Nós, do Ano Zero, planejamos mudar o mundo, e com a sua participação.

Claro, quando se fala em mudar o mundo, logo se imagina mudar para algo “melhor” e não, obviamente, “pior”.

Mas é que temos um problema com essa palavra, “melhor”. É que essa palavra parece ter algo de muito subjetivo e pessoal. Quando falamos em um mundo “melhor”, cada um de nós tem uma opinião diferente, conforme sua concepção sobre o que é certo ou errado, “bem” e “mal”. Hitler sonhava e os terroristas do ISIS sonham com um mundo “melhor”, segundo suas próprias concepções do que é certo e errado.

Então, nós do AZ pegamos emprestado da biologia o conceito de “evolução”, e dizemos que planejamos mudar o mundo, não para torná-lo melhor, mas sim para torná-lo um mundo mais evoluído.

E por evoluído entendemos algo objetivo e prático: evoluído é um mundo que está pronto para adaptar-se e enfrentar os grandes desafios que se apresentam, um mundo eficiente em lidar com os problemas que trazem sofrimento, confusão e violência à humanidade.

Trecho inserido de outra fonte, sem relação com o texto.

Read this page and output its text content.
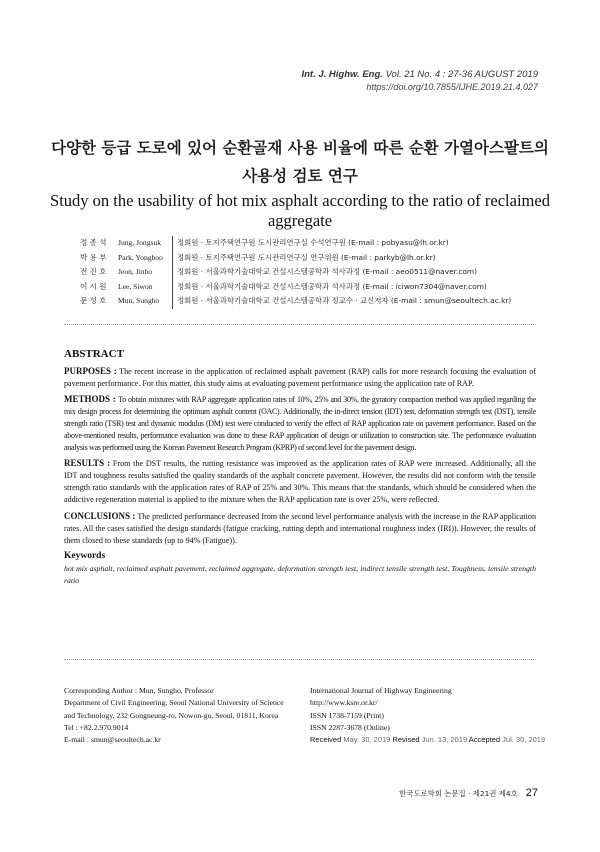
Int. J. Highw. Eng. Vol. 21 No. 4 : 27-36 AUGUST 2019
https://doi.org/10.7855/IJHE.2019.21.4.027
다양한 등급 도로에 있어 순환골재 사용 비율에 따른 순환 가열아스팔트의
사용성 검토 연구
Study on the usability of hot mix asphalt according to the ratio of reclaimed aggregate
정종석	Jung, Jongsuk	정회원 · 토지주택연구원 도시관리연구실 수석연구원 (E-mail : pobyasu@lh.or.kr)
박용부	Park, Yongboo	정회원 · 토지주택연구원 도시관리연구실 연구위원 (E-mail : parkyb@lh.or.kr)
전진호	Jeon, Jinho	정회원 · 서울과학기술대학교 건설시스템공학과 석사과정 (E-mail : aeo0511@naver.com)
이시원	Lee, Siwon	정회원 · 서울과학기술대학교 건설시스템공학과 석사과정 (E-mail : iciwon7304@naver.com)
문성호	Mun, Sungho	정회원 · 서울과학기술대학교 건설시스템공학과 정교수 · 교신저자 (E-mail : smun@seoultech.ac.kr)
ABSTRACT

PURPOSES : The recent increase in the application of reclaimed asphalt pavement (RAP) calls for more research focusing the evaluation of pavement performance. For this matter, this study aims at evaluating pavement performance using the application rate of RAP.

METHODS : To obtain mixtures with RAP aggregate application rates of 10%, 25% and 30%, the gyratory compaction method was applied regarding the mix design process for determining the optimum asphalt content (OAC). Additionally, the in-direct tension (IDT) test, deformation strength test (DST), tensile strength ratio (TSR) test and dynamic modulus (DM) test were conducted to verify the effect of RAP application rate on pavement performance. Based on the above-mentioned results, performance evaluation was done to these RAP application of design or utilization to construction site. The performance evaluation analysis was performed using the Korean Pavement Research Program (KPRP) of second level for the pavement design.

RESULTS : From the DST results, the rutting resistance was improved as the application rates of RAP were increased. Additionally, all the IDT and toughness results satisfied the quality standards of the asphalt concrete pavement. However, the results did not conform with the tensile strength ratio standards with the application rates of RAP of 25% and 30%. This means that the standards, which should be considered when the addictive regeneration material is applied to the mixture when the RAP application rate is over 25%, were reflected.

CONCLUSIONS : The predicted performance decreased from the second level performance analysis with the increase in the RAP application rates. All the cases satisfied the design standards (fatigue cracking, rutting depth and international roughness index (IRI)). However, the results of them closed to these standards (up to 94% (Fatigue)).

Keywords

hot mix asphalt, reclaimed asphalt pavement, reclaimed aggregate, deformation strength test, indirect tensile strength test, Toughness, tensile strength ratio

Corresponding Author : Mun, Sungho, Professor
Department of Civil Engineering, Seoul National University of Science
and Technology, 232 Gongneung-ro, Nowon-gu, Seoul, 01811, Korea
Tel : +82.2.970.9014
E-mail : smun@seoultech.ac.kr
International Journal of Highway Engineering
http://www.ksre.or.kr/
ISSN 1738-7159 (Print)
ISSN 2287-3678 (Online)
Received May. 30, 2019 Revised Jun. 13, 2019 Accepted Jul. 30, 2019
한국도로학회 논문집 · 제21권 제4호 27
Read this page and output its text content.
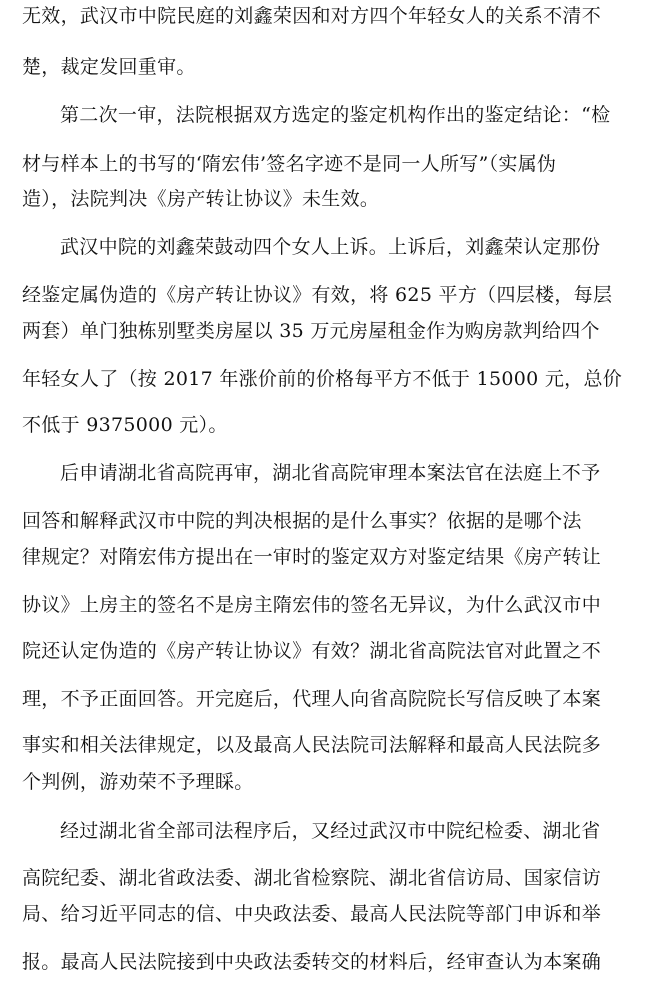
无效，武汉市中院民庭的刘鑫荣因和对方四个年轻女人的关系不清不
楚，裁定发回重审。
第二次一审，法院根据双方选定的鉴定机构作出的鉴定结论：“检
材与样本上的书写的‘隋宏伟’签名字迹不是同一人所写”（实属伪
造），法院判决《房产转让协议》未生效。
武汉中院的刘鑫荣鼓动四个女人上诉。上诉后，刘鑫荣认定那份
经鉴定属伪造的《房产转让协议》有效，将 625 平方（四层楼，每层
两套）单门独栋别墅类房屋以 35 万元房屋租金作为购房款判给四个
年轻女人了（按 2017 年涨价前的价格每平方不低于 15000 元，总价
不低于 9375000 元）。
后申请湖北省高院再审，湖北省高院审理本案法官在法庭上不予
回答和解释武汉市中院的判决根据的是什么事实？依据的是哪个法
律规定？对隋宏伟方提出在一审时的鉴定双方对鉴定结果《房产转让
协议》上房主的签名不是房主隋宏伟的签名无异议，为什么武汉市中
院还认定伪造的《房产转让协议》有效？湖北省高院法官对此置之不
理，不予正面回答。开完庭后，代理人向省高院院长写信反映了本案
事实和相关法律规定，以及最高人民法院司法解释和最高人民法院多
个判例，游劝荣不予理睬。
经过湖北省全部司法程序后，又经过武汉市中院纪检委、湖北省
高院纪委、湖北省政法委、湖北省检察院、湖北省信访局、国家信访
局、给习近平同志的信、中央政法委、最高人民法院等部门申诉和举
报。最高人民法院接到中央政法委转交的材料后，经审查认为本案确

Mas qual a diferença prática entre um “mundo melhor” e um “mundo evoluído”? É que aqueles que buscam um mundo evoluído não estão tentando seguir uma cartilha teórica ou uma doutrina que explica como as coisas são e deveriam ser, e o que é certo e o que é errado, tentando impor essa cartilha ou doutrina à realidade, como se a realidade servisse para confirmar nossas expectativas e teorias. Na busca por um mundo evoluído, o critério principal é o da efetividade: o que efetivamente funciona, o que realmente produz efeitos quando buscamos solucionar os maiores problemas da humanidade?

Com esse enfoque, não tememos buscar em tradições do passado e do presente, e em teorias e filosofias das mais diversas fontes, as ferramentas e ideias necessárias para que cada um dos principais desafios humanos seja adequadamente enfrentado e resolvido. Portanto, em nenhum momento pretendemos entronizar qualquer teoria ou doutrina (qualquer “ismo”) como se ela fosse uma verdade absoluta e excludente das demais teorias ou doutrinas. Não temos comprometimento com ideologias, mas com a eficácia e a adequação: queremos utilizar tudo o que seja adequado para efetivamente solucionar os grandes problemas que entravam o desenvolvimento do mundo.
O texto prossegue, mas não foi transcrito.